AT THE HEART OF THE STORM
By Metropolitan Anthony of Sourozh
A Sermon delivered on 5 August 1990
In the name of the Father, the Son and the Holy Spirit.
I should like to begin with the words of Saint Paul. He tells us that we all who have heard the life-giving, the creative word of God are building our lives on a sure foundation, not only on the teaching of Christ, but on His presence, both invisible, and communicable in the Sacraments. This is a sure foundation of all life — ours, and that of the whole creation. But what do we build on this foundation? Some, the heroes of the spirit, the Patriarchs, the Prophets, the Apostles, the Martyrs, the Saints that cannot be shaken even by the storms of History. Others have built of gold and silver that rust cannot destroy, that rust cannot spoil.
But do we belong to these? Or are we not rather those who are building on the foundation of Christ Who is a column and a pillar of truth and of life — are we not building of wood and of straw? As long as we live, as long as a storm doesn’t come, both wood and straw seem to be so secure; but then, comes a hurricane, then fire comes — and what is left of it? And it is not only physical fire and physical hurricanes that destroy: History is made of fire, a fire of judgment; and remember the words that the judgment of God begins within His Church, and this Judgment is the judgment by fire. And History is like a storm...
What is left then — is it there any hope for us? There is! Because Paul who has given us a very stern warning lest we lightmindedly built on a Foundation which is Holy something which is unholy, unworthy of this foundation, he tells us, Yes, your works may go up in flames, but you may stay... And why? How can we? Aren't we judged simply by the final reckoning on our life, on what we have built? Perhaps today's Gospel can give us some vision of what may happen.
The Apostles left Christ to cross the sea of Genesareth. The weather was good, the sea was calm, they hoped for a safe crossing. And then the wind came down, and the storm roared, and the waves rose, and they felt that the little skiff in which they were crossing the Lake had become a possible grave for them, a cold, watery grave. They fought as they could; but they could do nothing against the raging sea and the furious wind.
And at that moment they saw Christ walking on the sea, walking on the waters, at the very heart of the storm, in the eye of the hurricane. And they cried out in horror because they thought, this could be nothing but a ghost — God could not be in the midst of the storm, a storm that spelt death to them, destruction. If God were there, there should be peace, stillness, safety for themselves... And yet, God was at the heart of the storm, as He is at the heart of all the historical storms which rage all around us and tosses us about, and frightens us so much, and brings us to the brink of death.
And they cried in terror.

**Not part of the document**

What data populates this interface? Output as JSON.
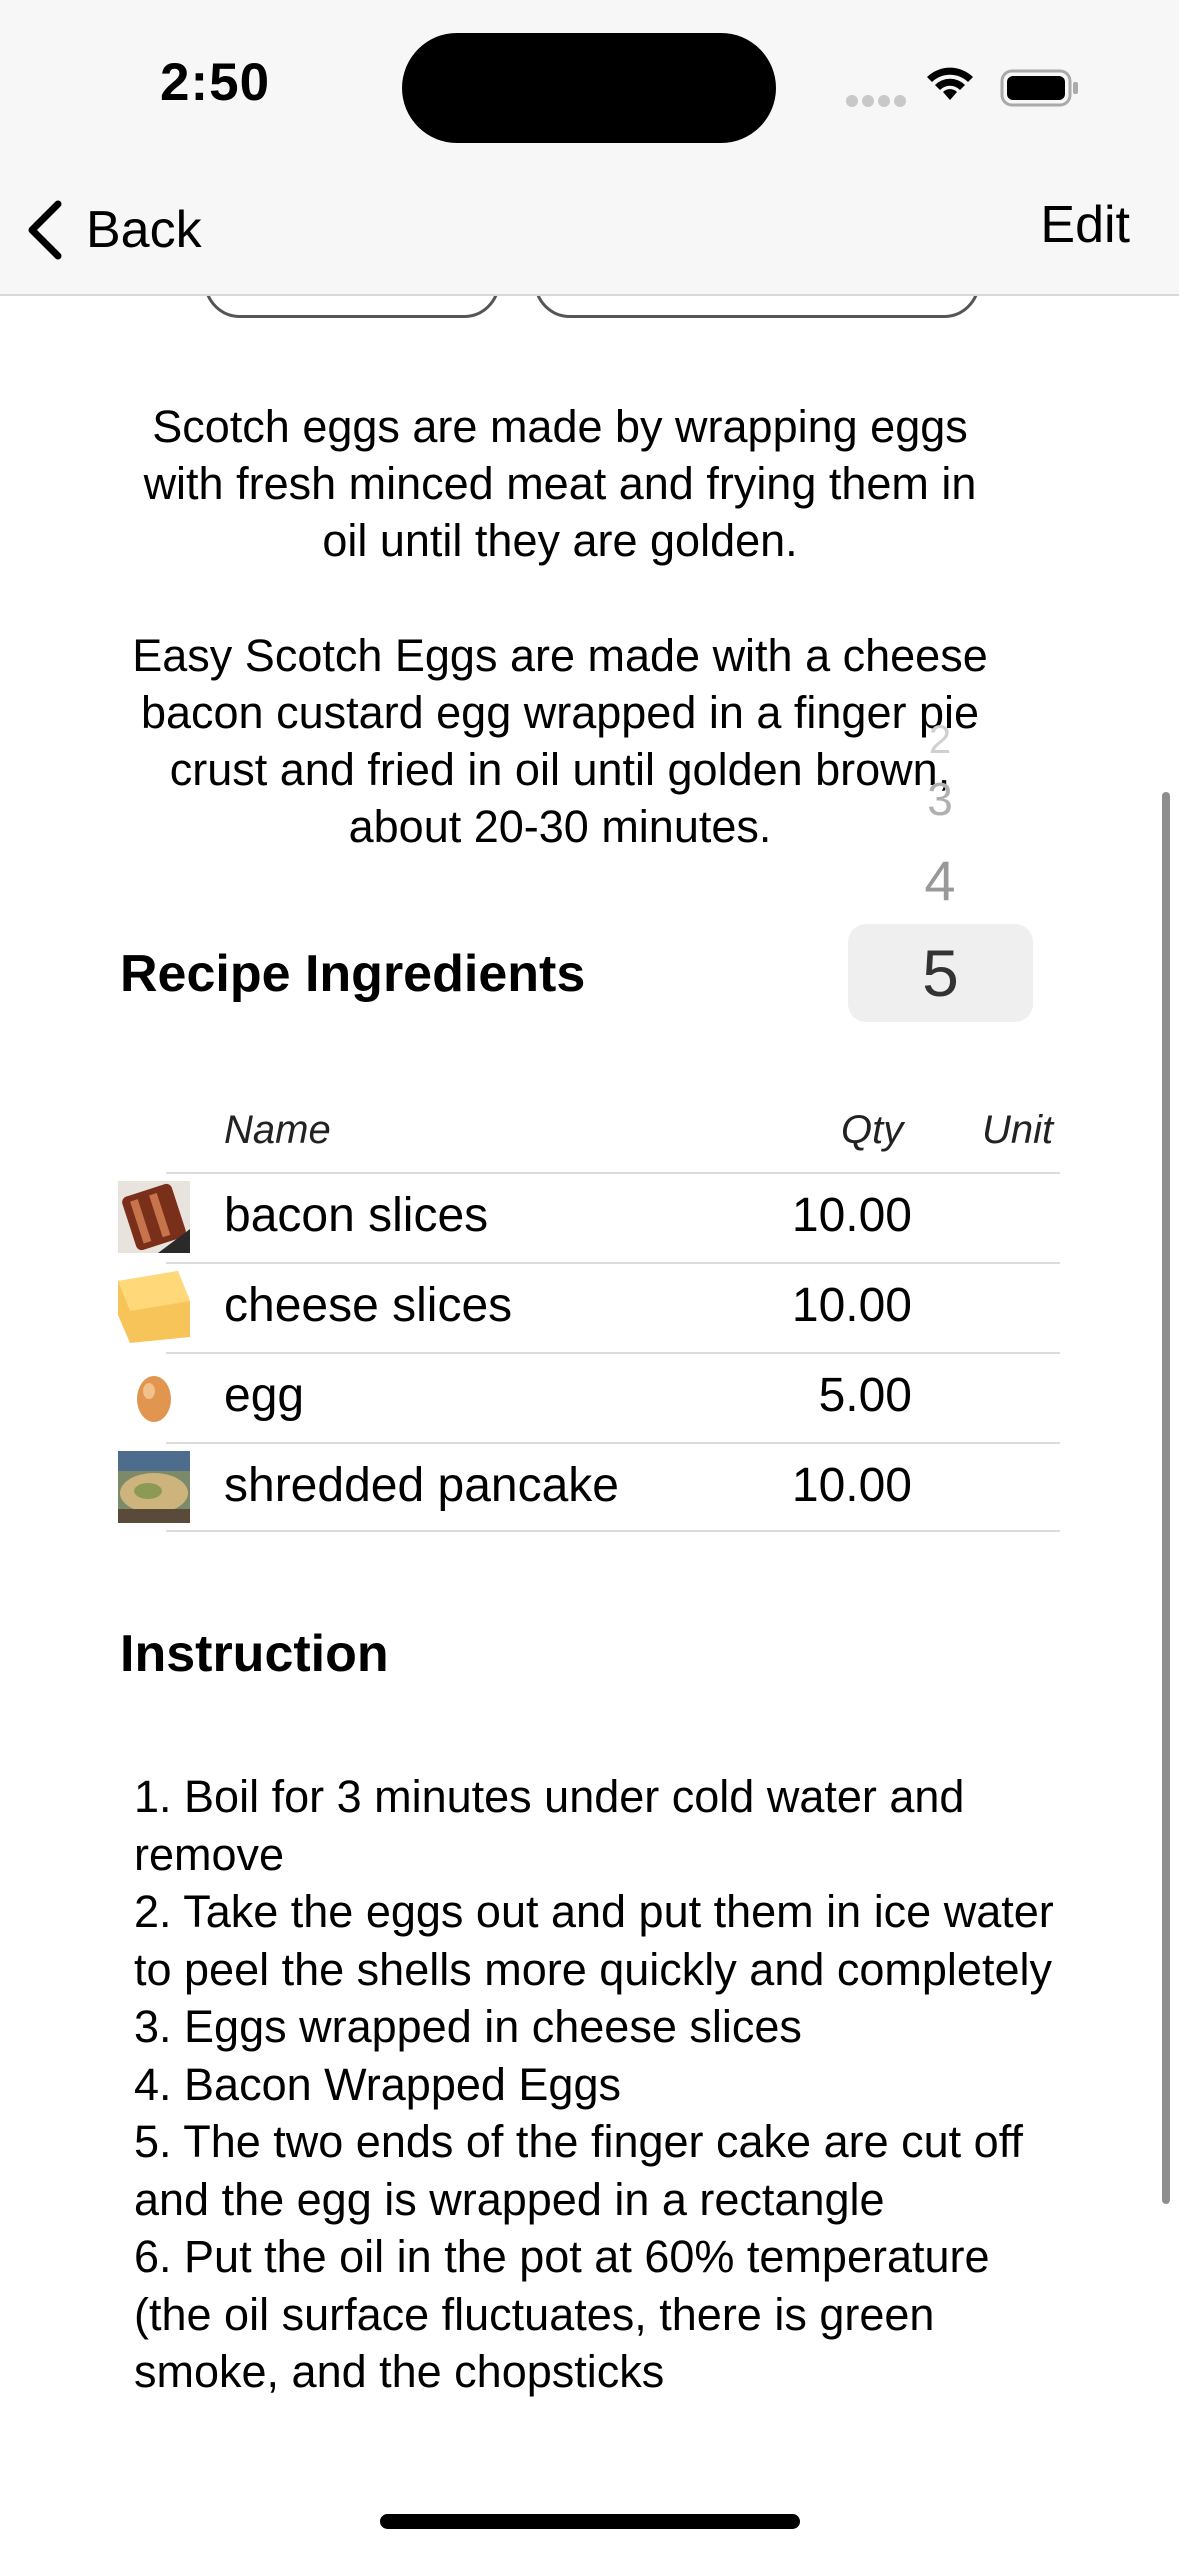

And then, they heard a voice; a voice that was unmistakably that of Christ: It is I! — don't be afraid!
And a degree of peace came upon them; and Peter turned to Christ, and said, If it is You — let me come to You on the waves!.. And Christ said, ‘Come! Enter into the storm, don’t try to escape it, don’t look for safety in this small, frail skiff that can be broken to pieces by the waves, drowned — don't count on that! Walk into the storm, walk on the raging waves!..
And as long as Peter was looking at nothing but Christ, to be with Him wherever Christ found Himself, he could walk. But he became aware of himself; at that moment he became aware of the storm, he was aware of the fact that he could die in a moment, helpless, drowned. And terror seized him, and he cried to Christ again, ‘Lord, save me !’— and the Lord stretched out His hand.

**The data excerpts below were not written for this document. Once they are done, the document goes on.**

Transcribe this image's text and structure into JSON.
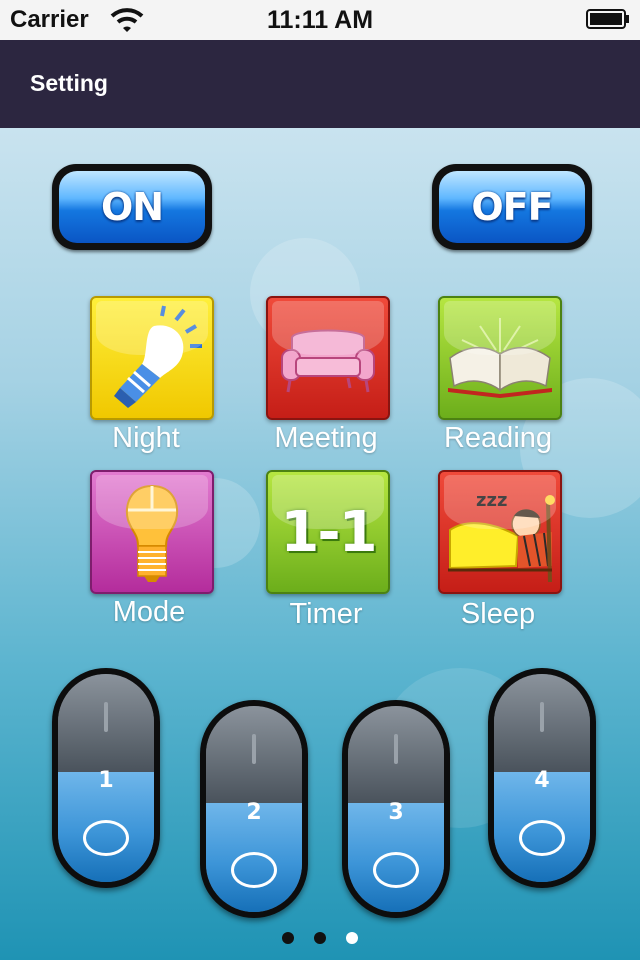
{
  "status_bar": {
    "carrier": "Carrier",
    "time": "11:11 AM"
  },
  "nav": {
    "title": "Setting"
  },
  "power": {
    "on_label": "ON",
    "off_label": "OFF"
  },
  "tiles": [
    {
      "label": "Night",
      "icon": "bulb-light-icon"
    },
    {
      "label": "Meeting",
      "icon": "sofa-icon"
    },
    {
      "label": "Reading",
      "icon": "open-book-icon"
    },
    {
      "label": "Mode",
      "icon": "bulb-mode-icon"
    },
    {
      "label": "Timer",
      "icon": "timer-icon"
    },
    {
      "label": "Sleep",
      "icon": "sleeping-person-icon"
    }
  ],
  "timer_icon_text": "1-1",
  "sleep_icon_text": "zzz",
  "sliders": [
    {
      "number": "1"
    },
    {
      "number": "2"
    },
    {
      "number": "3"
    },
    {
      "number": "4"
    }
  ],
  "page_indicator": {
    "count": 3,
    "active": 2
  },
  "colors": {
    "nav_bar": "#2c2640",
    "on_off_blue": "#1477e0"
  }
}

In another passage of the Gospel we are told, ‘And at that moment they discovered that they were all near the shore’ — they were at the end of the journey, while terror made them think that they were in the power of death...
Isn't that something which we can learn, each of us, from the circumstances of life? Let us ask ourselves whether on the unshakeable foundation of Christ we are building of stone, of gold, of silver — or only of perishable things? Let us ask ourselves whether it is with Christ, with God that we want to be in the midst of the storm, at the heart of the storm, fearless, because there is the place where He is — or whether we look for salvation in the little boat that is being drowned.
Let us reflect on this; and let us walk again into life with new hope, with a new sense of responsibility, but with the certainty that all things are possible unto us in the power of Christ Who sustains us. Amen.